Dans un sens, oui. Quand j’ai suivi mon initiation en médecine traditionnelle chinoise (MTC), la pensée taoïste m’est apparue très familière, conforme à mes intuitions. J’y ai retrouvé par exemple l’idée que notre corps est notre propre pays, la correspondance entre les cinq organes et les cinq éléments, celle entre microcosme et macrocosme, la notion de méridien, donc de réseau. Quand je pose, je suis une partie du grand tout. De même que la goutte d’eau contient l’océan, mon corps, c’est le monde. Ma limite, pour adhérer vraiment à la pensée taoïste ou bouddhiste, c’est peut-être la « juste mesure », la « voie du milieu ». Je suis une femme émotionnelle, bien trop passionnée !


Vous avez créé une association de modèles.
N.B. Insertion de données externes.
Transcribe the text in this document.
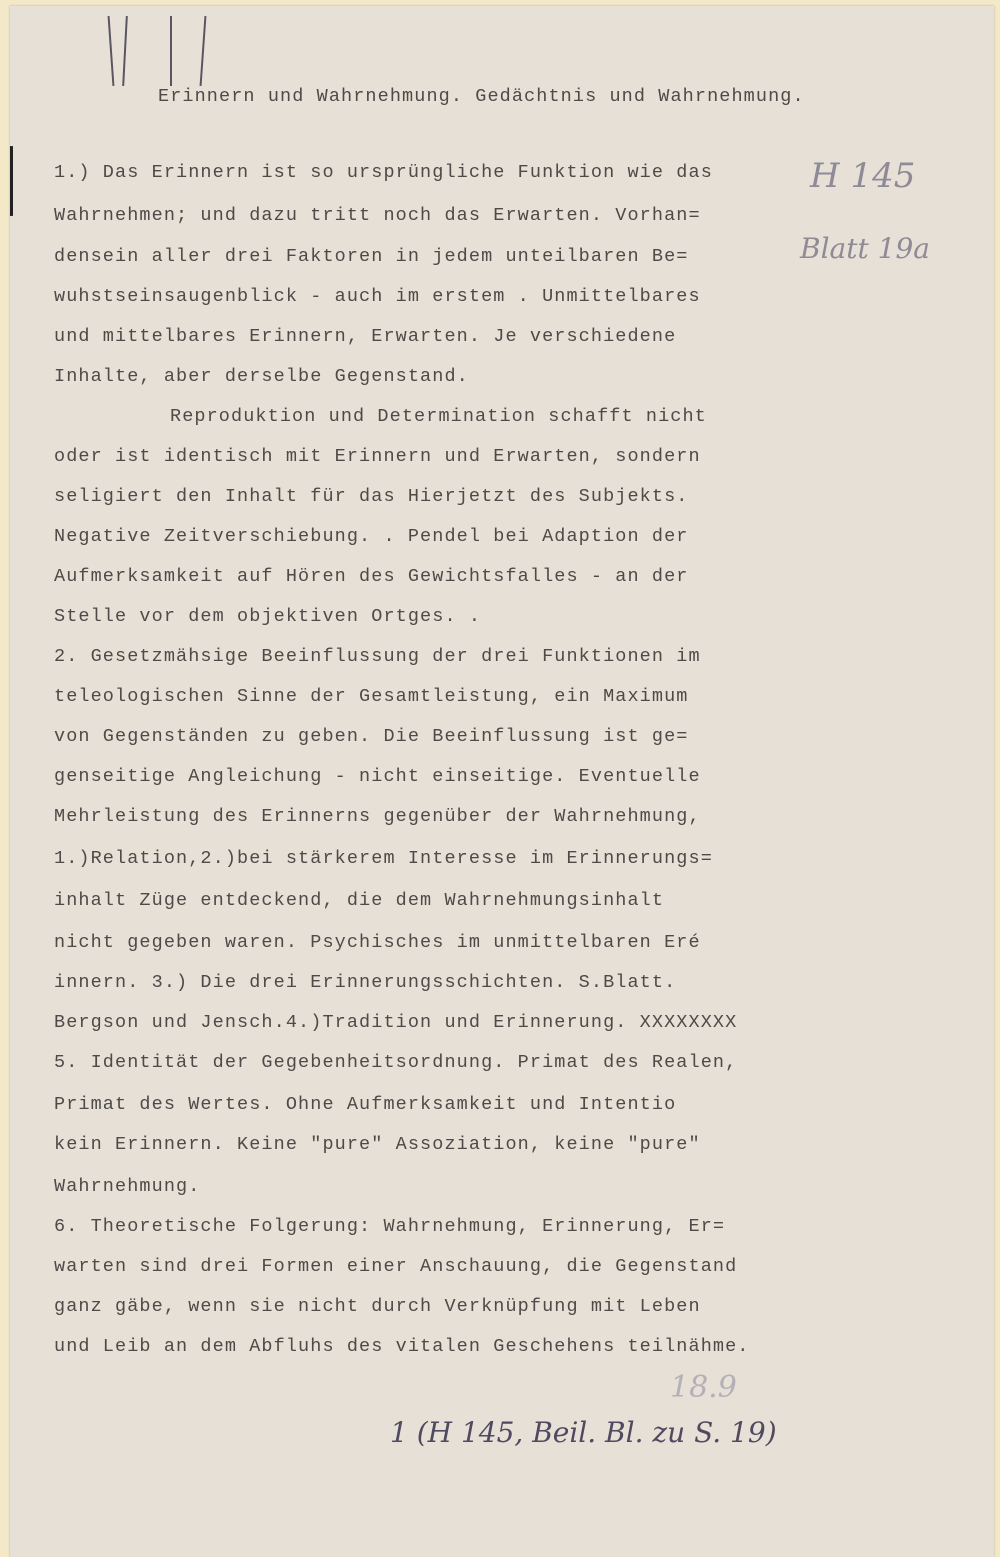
Erinnern und Wahrnehmung. Gedächtnis und Wahrnehmung.
1.) Das Erinnern ist so ursprüngliche Funktion wie das
Wahrnehmen; und dazu tritt noch das Erwarten. Vorhan=
densein aller drei Faktoren in jedem unteilbaren Be=
wuhstseinsaugenblick - auch im erstem . Unmittelbares
und mittelbares Erinnern, Erwarten. Je verschiedene
Inhalte, aber derselbe Gegenstand.
Reproduktion und Determination schafft nicht
oder ist identisch mit Erinnern und Erwarten, sondern
seligiert den Inhalt für das Hierjetzt des Subjekts.
Negative Zeitverschiebung. . Pendel bei Adaption der
Aufmerksamkeit auf Hören des Gewichtsfalles - an der
Stelle vor dem objektiven Ortges. .
2. Gesetzmähsige Beeinflussung der drei Funktionen im
teleologischen Sinne der Gesamtleistung, ein Maximum
von Gegenständen zu geben. Die Beeinflussung ist ge=
genseitige Angleichung - nicht einseitige. Eventuelle
Mehrleistung des Erinnerns gegenüber der Wahrnehmung,
1.)Relation,2.)bei stärkerem Interesse im Erinnerungs=
inhalt Züge entdeckend, die dem Wahrnehmungsinhalt
nicht gegeben waren. Psychisches im unmittelbaren Eré
innern. 3.) Die drei Erinnerungsschichten. S.Blatt.
Bergson und Jensch.4.)Tradition und Erinnerung. XXXXXXXX
5. Identität der Gegebenheitsordnung. Primat des Realen,
Primat des Wertes. Ohne Aufmerksamkeit und Intentio
kein Erinnern. Keine "pure" Assoziation, keine "pure"
Wahrnehmung.
6. Theoretische Folgerung: Wahrnehmung, Erinnerung, Er=
warten sind drei Formen einer Anschauung, die Gegenstand
ganz gäbe, wenn sie nicht durch Verknüpfung mit Leben
und Leib an dem Abfluhs des vitalen Geschehens teilnähme.
H 145
Blatt 19a
18.9
1 (H 145, Beil. Bl. zu S. 19)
Pourquoi ?


L’histoire a commencé en 2008 avec la suppression du cornet par la Ville de Paris, qui amputait jusqu’à 20% des revenus à certains modèles. On a alors demandé une revalorisation des salaires, que l’on n’a d’ailleurs obtenu qu’en partie. Les modèles, jusqu’alors isolés, ont commencé à se parler, à se réunir. J’ai ensuite fondé la Coordination des Modèles d’art, une association qui compte pour l’instant une trentaine de membres et un réseau plus étendu de 200 modèles francophones. C’est une association collégiale et nous avons plusieurs pôles d’actions. C’est un espace de réflexion et d’engagement pour définir le modèle d’aujourd’hui, le valoriser et améliorer ses conditions de travail. Nous sommes cinq bénévoles à en assurer le collectif d’administration.

 

Vous venez de réaliser un film sur l’art de la pose. Quand sortira-t-il ?


Le DVD de mon film, Le Modèle vivant déplié, sortira en septembre prochain. En 2012,j’avais déjà publié un livre, À bras-le-corps, qui parle entre autres de mon activité de modèle.  Là, j’ai eu envie d’éclairer ce métier autrement. Il s’agit d’un documentaire d’art qui aborde des thématiques essentielles comme le temps, l’espace, le nu, l’immobilité, l’histoire, l’univers des ateliers… J’ai réalisé six interviews de modèles de profession (trois hommes, trois femmes, de 30 à 70 ans), puis j’ai intégré une dimension plus esthétique de l’image, en y incluant une relation à la pose et à la peau. Je souhaitais re-contextualiser ce métier au sein de l’Histoire et lever le voile de l’ignorance. Que les gens découvrent les valeurs existentielles de cette activité et du processus de création qui l’accompagne.

 

Pensez-vous jouer un rôle dans la sauvegarde des valeurs humaines de notre époque ?


Le rôle de l’artiste est crucial. Je considère que la condition d’artiste constitue en soi une forme de résistance, de contre-pouvoir. Je me suis impliquée dans le combat sociétal par mon travail personnel. J’ai réalisé pas mal de performances et d’installations artistiques, en particulier sur les thématiques de la frontière et de l’exclusion. Aujourd’hui, je reviens au dessin et à la peinture, et mon propos est plus axé sur l’intimité et « l’insularité » de chacun. Ma préoccupation c’est l’être humain avant tout, son épanouissement, sa liberté et son positionnement dans la communauté. Ce qui me motive, c’est finalement la quête du bonheur de chacun… Tous les moyens, tous les médias, sont bons pour prôner ces valeurs.